Light up the darkness: illuminate urban slums with low-cost solar technology that is marketted, installed, maintained by women
So much violence takes place when people think they are not seen by others - in the darkness. Sanitation and bathing facilities sometimes in communal areas, or coming home after school or work in the dark is plain scary. Low cost and durable solar lighting is a mature technology and should be available to everyone living in poor communities - but it isn't. Grameen Shahkti in Bangladesh has already led with a radical and large scale programme to promote this in rural areas - and it's working! Why not bring it into urban areas across the world? Training in the technology, micro-finance options and distribution systems are all that's needed. True, it won't tackle all the root causes of violence, but it will surely enlighten the way.

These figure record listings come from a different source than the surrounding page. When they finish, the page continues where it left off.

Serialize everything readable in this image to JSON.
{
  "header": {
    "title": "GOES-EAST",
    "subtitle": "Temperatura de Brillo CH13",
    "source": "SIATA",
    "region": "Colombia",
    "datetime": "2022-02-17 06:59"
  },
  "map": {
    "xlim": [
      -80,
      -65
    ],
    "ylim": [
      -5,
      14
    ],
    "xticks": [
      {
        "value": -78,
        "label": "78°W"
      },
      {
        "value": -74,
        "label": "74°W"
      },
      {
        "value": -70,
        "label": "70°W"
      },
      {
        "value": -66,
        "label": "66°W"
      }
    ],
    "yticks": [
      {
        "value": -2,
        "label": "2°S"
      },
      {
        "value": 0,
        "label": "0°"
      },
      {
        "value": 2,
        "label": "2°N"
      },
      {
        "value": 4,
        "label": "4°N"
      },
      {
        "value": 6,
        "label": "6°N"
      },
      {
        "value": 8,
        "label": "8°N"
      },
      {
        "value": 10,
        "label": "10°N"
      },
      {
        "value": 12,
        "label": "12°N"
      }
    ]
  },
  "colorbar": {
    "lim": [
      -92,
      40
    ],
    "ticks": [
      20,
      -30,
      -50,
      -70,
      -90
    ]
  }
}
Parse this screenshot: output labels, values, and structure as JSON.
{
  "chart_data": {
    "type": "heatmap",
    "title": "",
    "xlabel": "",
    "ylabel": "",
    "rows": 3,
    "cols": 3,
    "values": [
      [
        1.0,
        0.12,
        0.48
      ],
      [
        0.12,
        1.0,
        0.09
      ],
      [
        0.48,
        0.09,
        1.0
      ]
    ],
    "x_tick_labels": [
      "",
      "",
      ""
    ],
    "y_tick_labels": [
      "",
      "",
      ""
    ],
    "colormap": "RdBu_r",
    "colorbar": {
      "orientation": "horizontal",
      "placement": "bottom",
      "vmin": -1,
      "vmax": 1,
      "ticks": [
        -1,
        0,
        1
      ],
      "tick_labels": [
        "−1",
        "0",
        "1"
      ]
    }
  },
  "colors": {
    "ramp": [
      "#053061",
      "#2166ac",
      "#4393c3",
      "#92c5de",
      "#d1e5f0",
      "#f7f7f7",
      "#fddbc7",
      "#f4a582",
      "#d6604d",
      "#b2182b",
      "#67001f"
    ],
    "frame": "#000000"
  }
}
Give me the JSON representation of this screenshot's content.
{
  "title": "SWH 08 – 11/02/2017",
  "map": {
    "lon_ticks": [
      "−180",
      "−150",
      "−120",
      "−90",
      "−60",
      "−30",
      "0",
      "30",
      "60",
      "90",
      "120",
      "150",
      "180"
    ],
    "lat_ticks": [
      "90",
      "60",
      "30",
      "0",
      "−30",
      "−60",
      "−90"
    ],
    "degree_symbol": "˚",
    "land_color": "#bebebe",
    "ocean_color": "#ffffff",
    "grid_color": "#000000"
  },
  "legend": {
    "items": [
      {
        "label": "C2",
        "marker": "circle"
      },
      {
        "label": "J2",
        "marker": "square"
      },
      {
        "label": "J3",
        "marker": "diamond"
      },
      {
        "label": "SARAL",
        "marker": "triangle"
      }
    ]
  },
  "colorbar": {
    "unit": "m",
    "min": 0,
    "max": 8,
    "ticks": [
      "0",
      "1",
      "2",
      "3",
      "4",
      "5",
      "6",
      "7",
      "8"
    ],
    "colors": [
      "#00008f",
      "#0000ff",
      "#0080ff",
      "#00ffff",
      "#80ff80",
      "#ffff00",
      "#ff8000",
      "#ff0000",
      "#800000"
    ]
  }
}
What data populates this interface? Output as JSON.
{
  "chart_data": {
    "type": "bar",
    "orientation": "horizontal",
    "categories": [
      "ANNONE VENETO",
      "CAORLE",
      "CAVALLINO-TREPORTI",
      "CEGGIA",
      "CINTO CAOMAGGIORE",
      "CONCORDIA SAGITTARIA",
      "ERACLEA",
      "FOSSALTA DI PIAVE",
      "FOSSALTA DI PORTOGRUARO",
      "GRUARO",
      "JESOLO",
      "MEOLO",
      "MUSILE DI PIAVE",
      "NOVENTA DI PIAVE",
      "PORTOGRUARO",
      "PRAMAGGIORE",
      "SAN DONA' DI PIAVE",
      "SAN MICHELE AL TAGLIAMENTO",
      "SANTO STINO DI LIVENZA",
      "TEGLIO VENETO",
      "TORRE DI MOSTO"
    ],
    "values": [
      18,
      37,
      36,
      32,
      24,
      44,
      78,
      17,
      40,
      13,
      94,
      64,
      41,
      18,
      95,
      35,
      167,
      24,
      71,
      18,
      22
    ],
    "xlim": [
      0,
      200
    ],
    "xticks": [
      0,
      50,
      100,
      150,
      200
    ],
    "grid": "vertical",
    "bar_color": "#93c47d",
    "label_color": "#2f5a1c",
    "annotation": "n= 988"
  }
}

I'm inspired by this because solar power can do so much to empower poor people in rural or urban areas - by increasing safety, but also for more time to study at night, etc. But it also saves people a lot of money - candles, kerosene and any other alternative require you to keep buying new things, whereas this one-time-investment should last for years, assuming quality products have been selected.
A solar light made by Illumination distributed in post-flood Paksitan at a cost of $7.50 per light
I've been part of DFID-Pakistan's humanitarian response to floods since 2010 and we have supported the distribution of over 100,000 of different solar lights and the feedback from people in communities has been overwhelmingly positive. With power cuts a constant problem across the country I am certain that low-income urban communities are in darkness much of the time. Imagine how it feels to go outside in that context!